- Cover art
- Developer(s): Graftgold
- Publisher(s): Rainbird
- Designer(s): Andrew Braybrook
- Platform(s): Commodore 64
- Release: 1987
- Genre(s): Shoot 'em up
- Mode(s): Single-player or two players

= Morpheus (1987 video game) =

Morpheus is a 1987 shoot 'em up developed by Graftgold for the Commodore 64 and published by Rainbird. The game's designer, Andrew Braybrook, wrote a series of articles on the game's creation for the magazine Zzap!64 over eight months.

== Gameplay ==
Morpheus features 50 subuniverses called Aithers, each of which consists of a central Nucleus surrounded by obstacles called Orbitals. The aim of the game is for players to break through the obstacles to destroy the Nucleus, and by the end of level 50, Morpheus as a whole. Players will also encounter enemies such as Morphii and aliens which can be killed for points. Morpheus allows players to use points earned to purchase weapons, and customize various features of their ships, such as auxiliary weapons and expansion ports to allow various gameplay possibilities.

==Reception==
Zzap!64 magazine positively reviewed the game and awarded it a Sizzler rating with an overall score of 90%. They described it as "without a doubt one of the most finely constructed games ever written for the 64". The graphics were praised, but reviewers noted that the gameplay style significantly departed from Braybrook's previous games. Reviewers recommended that readers try the game before purchasing. Although technically accomplished, it might not appeal to everyone. Commodore User were also enthusiastic about the game, saying it "reeks of quality". Their only criticism was the lack of a game save and load facility. They gave it a 9 out of 10 rating.

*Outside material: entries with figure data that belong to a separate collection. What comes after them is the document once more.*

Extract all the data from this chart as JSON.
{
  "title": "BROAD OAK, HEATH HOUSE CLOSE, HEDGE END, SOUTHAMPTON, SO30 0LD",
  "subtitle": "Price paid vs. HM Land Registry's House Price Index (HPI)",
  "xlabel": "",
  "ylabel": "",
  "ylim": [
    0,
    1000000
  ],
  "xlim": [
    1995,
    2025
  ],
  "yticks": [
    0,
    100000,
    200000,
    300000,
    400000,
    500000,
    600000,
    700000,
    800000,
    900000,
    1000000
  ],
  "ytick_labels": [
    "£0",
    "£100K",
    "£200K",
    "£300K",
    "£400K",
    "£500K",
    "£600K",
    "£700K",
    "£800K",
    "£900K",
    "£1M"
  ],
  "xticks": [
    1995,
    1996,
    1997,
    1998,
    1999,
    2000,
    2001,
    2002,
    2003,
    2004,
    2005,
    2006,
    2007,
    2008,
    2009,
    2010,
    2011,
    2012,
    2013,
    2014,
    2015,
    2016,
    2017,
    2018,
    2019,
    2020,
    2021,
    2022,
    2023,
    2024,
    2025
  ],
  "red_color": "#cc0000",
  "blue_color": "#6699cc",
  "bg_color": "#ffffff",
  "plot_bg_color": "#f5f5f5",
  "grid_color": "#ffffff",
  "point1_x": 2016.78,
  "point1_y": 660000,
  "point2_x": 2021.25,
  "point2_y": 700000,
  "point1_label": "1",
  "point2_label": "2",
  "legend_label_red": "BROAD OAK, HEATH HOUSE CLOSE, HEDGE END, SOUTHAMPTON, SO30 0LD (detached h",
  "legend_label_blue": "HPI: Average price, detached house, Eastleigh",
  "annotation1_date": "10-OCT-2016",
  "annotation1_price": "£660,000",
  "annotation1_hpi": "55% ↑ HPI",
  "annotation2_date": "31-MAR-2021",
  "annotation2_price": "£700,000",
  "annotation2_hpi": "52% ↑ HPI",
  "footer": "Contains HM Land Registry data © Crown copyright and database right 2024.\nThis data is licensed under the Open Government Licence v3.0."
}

Andy Smith of Advanced Computer Entertainment said the game "can become very enthralling" but was "tough to get into". They felt it was "a good, entertaining game" but noted "the repetitive nature of the task could see your interest dying sooner than it might have". They gave the game an overall rating of 772 out of 1000.

Computer and Video Games' reviewer was less enthusiastic about the game, commending its originality, but calling its gameplay "extremely laborious". The reviewer believed the music and sound effects were the best thing about the game, saying it was "visually very good". They advised potential purchasers to try the game first. It was rated 7/10.